The Local Plan 2026 will be the new planning document which will guide the decisions of the planning committee and officers. It sets out a number of general policies, as well as specific locations for residential and employment uses.
The statutory nine-week public consultation on the final draft finished on February 21.
The council has revealed it received 361 general responses, plus at least the same number from the Blunsdon Action Group on the proposed Kingsdown development of 1,650 homes on fields near Blunsdon, although these are still being counted. One hundred people submitted past the deadline.
The total is lower than the 1,800 comments and objections received in the consultation on the previous draft. Coun Dale Heenan, cabinet member for strategic planning and sustainability, said it showed people were happier with the updated draft – but campaigners say they are still unhappy.
Coun Heenan said: “All comments sent in, even the 100 which missed the deadline, are being reviewed over the next six weeks and will be submitted to the planning inspector as evidence. “This has been a consultation, changes will be made, but the council will not be able to please everyone.
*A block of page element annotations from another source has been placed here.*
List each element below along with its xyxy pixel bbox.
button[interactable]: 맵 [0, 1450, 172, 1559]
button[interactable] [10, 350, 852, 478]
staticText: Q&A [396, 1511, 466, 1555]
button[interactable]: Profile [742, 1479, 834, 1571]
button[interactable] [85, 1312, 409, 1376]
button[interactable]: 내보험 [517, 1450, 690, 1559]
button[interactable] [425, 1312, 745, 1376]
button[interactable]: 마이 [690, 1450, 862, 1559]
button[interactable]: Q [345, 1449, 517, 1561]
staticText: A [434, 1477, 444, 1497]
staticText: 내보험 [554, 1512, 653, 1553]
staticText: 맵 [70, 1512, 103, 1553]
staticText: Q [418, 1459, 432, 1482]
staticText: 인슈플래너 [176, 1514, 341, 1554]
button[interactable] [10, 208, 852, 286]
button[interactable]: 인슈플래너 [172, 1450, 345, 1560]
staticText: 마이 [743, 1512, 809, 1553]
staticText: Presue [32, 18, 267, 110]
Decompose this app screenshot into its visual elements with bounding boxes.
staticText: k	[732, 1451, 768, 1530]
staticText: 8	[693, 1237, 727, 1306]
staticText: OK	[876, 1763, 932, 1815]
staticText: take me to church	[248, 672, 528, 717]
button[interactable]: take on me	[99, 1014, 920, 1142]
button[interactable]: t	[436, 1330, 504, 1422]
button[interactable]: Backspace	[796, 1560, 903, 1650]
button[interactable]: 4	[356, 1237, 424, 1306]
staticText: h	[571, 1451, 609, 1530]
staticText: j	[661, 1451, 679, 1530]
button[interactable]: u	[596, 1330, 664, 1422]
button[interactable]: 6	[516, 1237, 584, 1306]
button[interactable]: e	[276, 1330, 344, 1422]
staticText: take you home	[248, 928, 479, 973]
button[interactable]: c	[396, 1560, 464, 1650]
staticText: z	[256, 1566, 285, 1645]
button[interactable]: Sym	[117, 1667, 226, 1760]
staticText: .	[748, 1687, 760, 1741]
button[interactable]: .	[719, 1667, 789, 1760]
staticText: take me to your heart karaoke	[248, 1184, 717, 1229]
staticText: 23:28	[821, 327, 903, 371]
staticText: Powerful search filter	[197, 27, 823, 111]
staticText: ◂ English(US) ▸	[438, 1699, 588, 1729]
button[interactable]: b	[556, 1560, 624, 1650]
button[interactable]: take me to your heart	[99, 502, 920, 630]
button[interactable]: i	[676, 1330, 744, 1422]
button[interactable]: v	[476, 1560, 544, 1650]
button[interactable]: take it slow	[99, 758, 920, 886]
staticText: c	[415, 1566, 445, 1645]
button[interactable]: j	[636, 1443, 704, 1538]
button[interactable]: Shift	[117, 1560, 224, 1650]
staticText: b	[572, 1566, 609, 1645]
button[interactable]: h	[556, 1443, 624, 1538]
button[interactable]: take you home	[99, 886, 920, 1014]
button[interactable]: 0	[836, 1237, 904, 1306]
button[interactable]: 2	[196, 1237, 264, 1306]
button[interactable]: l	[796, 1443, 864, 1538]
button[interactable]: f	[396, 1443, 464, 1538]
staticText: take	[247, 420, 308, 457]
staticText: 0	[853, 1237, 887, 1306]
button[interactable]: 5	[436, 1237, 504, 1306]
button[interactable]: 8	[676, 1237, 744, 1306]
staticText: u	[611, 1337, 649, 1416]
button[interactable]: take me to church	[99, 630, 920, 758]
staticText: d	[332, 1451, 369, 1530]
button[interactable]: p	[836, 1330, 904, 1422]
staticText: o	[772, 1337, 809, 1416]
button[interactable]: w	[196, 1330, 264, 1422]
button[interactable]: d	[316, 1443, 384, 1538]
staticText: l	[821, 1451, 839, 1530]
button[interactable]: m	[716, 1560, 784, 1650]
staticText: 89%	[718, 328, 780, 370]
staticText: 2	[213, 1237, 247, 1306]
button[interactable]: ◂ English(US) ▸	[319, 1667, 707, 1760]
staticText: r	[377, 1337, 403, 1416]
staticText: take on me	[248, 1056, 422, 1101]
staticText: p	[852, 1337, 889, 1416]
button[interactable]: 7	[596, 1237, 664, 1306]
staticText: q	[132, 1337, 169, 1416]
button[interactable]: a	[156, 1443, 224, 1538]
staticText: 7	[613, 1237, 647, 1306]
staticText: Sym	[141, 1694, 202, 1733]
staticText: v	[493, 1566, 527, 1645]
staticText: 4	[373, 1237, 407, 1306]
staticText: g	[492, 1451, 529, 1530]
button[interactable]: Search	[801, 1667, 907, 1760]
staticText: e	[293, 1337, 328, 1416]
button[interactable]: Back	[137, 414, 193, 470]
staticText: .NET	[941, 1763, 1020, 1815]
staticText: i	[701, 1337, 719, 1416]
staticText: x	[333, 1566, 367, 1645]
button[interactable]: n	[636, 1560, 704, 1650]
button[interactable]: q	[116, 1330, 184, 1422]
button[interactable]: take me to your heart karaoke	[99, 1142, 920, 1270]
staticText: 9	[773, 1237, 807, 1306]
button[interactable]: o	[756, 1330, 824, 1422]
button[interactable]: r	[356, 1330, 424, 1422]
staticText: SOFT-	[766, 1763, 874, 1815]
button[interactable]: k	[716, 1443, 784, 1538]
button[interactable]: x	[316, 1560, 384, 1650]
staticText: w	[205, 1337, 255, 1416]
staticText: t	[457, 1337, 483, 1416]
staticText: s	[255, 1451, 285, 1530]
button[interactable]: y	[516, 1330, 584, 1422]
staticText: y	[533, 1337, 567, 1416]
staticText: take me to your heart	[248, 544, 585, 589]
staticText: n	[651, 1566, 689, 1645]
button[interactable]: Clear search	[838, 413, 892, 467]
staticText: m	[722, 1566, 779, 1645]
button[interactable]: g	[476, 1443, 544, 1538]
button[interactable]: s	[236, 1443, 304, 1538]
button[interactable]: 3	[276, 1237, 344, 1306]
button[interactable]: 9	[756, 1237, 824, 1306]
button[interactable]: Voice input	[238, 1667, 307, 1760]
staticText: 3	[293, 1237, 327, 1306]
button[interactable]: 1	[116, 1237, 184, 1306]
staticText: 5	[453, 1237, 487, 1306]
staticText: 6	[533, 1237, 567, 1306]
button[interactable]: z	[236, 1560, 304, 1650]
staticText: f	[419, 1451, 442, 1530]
The Local Plan has been highlighted since October 2012, and we have tried to raise the profile of the consultation as much as possible.
“The national changes in planning mean that Swindon can set its own policies and we have added a range of tough new protections to protect green open space, ensure the right infrastructure like roads and schools will be built at the right time, and rules to tackle flooding. “There is cross party support for this approach and I hope these kind of improvements will have reassured residents.”
Lou Johnson, of Blunsdon Action Group, estimated that about 500 people responded on Kingsdown, which reflected the level of local opposition.
She said: “I’m very pleased. I would have liked 1,200 but 500 is really, really good. The reason I’m saying it’s really, really good is the responses were of a high quality: around half of them made their own comments. They did their own fact-finding and put their own words together.
“We aren’t against building per se, it’s just in an inappropriate place.”
Jean Saunders, of the Save Coate Campaign, said there would have been hundreds more responses if the council’s representation form did not advise against multiple responses listing the same points.
She said: “They actually told us they didn’t want people writing in with the same objections so in fact the Coate response to the draft policy was all done as one person, and we just had to list all the names. We actually listed about 3,000 people’s names and addresses.”
She said the main argument from the campaigners was the proposed buffer between the development and Coate Water would not protect the land in perpetuity and would not protect land south of Coate Water.